Characteristics of the worried well
Repeated negative HIV tests
Low risk sexual history, including covert and guilt inducing sexual activity
Poor post adolescence sexual adjustment
Social isolation
Dependence in close relationships (if any)
Multiple misinterpreted somatic features usually associated with undiagnosed viral or postviral states (not HIV) or anxiety or depression
Psychiatric history and repeated consultation with general practitioners or physicians
High levels of anxiety, depression, and obsessional disturbance
Increased potential for suicidal gestures
Coping strategies
The importance of encouraging and working towards coping strategies involving active participation (to the extent the patient can manage) in planning of care and in seeking appropriate social support has been demonstrated clinically and empirically. Such an approach includes encouraging problem solving, participation in decisions about their treatment and care, and emphasising self worth and the potential for personal control over manageable issues in life.

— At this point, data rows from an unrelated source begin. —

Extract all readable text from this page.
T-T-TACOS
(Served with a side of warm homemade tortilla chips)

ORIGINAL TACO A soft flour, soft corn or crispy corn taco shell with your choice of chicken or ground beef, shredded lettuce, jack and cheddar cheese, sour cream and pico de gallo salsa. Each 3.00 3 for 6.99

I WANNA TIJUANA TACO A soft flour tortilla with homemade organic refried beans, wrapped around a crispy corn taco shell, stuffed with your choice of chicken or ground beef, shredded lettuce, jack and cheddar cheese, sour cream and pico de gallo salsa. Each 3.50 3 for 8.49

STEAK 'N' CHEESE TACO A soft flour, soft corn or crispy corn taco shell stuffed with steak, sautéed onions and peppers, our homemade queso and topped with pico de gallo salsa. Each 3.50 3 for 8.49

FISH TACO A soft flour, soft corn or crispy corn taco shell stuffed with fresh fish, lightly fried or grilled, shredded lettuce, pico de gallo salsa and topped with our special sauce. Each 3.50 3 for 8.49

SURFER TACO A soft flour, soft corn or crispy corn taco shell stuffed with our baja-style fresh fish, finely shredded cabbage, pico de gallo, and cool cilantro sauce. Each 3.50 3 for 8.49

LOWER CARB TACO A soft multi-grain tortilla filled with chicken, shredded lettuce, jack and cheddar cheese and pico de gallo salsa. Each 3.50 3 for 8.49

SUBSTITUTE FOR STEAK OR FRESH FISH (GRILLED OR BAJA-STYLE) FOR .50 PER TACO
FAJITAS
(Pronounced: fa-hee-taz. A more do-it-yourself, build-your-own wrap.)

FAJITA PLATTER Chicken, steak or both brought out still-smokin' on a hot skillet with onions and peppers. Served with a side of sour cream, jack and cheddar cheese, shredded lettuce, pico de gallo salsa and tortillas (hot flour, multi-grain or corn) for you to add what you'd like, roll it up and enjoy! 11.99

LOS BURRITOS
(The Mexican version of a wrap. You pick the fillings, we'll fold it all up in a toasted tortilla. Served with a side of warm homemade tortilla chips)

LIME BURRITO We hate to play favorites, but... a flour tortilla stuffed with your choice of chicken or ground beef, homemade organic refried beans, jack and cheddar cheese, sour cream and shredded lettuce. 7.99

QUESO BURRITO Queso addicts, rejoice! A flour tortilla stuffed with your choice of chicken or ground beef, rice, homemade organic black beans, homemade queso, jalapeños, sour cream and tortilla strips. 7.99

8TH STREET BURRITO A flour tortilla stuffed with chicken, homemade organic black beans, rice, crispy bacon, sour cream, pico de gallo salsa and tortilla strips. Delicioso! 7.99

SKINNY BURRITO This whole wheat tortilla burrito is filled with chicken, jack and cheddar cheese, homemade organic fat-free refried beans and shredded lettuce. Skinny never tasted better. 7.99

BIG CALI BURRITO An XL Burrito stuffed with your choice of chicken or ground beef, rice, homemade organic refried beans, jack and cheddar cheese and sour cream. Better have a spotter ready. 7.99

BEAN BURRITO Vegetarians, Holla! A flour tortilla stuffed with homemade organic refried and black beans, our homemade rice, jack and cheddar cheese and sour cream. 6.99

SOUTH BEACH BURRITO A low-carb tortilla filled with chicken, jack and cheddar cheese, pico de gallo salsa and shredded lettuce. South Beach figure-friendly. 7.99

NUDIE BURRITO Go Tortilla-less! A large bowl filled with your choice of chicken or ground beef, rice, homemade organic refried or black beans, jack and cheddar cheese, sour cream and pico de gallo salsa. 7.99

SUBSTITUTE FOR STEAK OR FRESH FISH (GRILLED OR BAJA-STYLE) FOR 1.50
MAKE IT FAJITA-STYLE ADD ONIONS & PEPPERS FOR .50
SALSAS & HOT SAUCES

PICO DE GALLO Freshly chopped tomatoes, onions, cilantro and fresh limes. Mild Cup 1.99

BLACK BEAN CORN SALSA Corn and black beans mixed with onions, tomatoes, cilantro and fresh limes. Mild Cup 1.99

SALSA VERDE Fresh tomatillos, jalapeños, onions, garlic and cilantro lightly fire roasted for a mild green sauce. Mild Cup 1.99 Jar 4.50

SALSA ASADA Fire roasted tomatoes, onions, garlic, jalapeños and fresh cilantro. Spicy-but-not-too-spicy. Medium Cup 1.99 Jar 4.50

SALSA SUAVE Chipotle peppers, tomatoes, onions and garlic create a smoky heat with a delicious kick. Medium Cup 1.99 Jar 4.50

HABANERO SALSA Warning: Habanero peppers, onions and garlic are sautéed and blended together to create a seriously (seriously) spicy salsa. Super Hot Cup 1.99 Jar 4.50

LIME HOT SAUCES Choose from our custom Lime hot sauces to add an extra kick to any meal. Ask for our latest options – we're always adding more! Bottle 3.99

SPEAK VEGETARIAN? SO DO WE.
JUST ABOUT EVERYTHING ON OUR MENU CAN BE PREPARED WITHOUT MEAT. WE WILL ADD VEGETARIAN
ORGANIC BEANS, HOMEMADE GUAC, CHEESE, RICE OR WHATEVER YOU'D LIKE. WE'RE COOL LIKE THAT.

Many patients diagnosed with HIV some years ago are now feeling well enough to return to work and to study and are, paradoxically, learning to readjust to living, as they had formally adjusted to the possibility of dying. Patients also have to deal with the uncertainty which remains about the long term efficacy of current medical treatment, and there are some who will fail on combination therapy. Even with the significant medical advances in patient management, counselling remains an integral part of the management of patients with HIV, and their partners and family.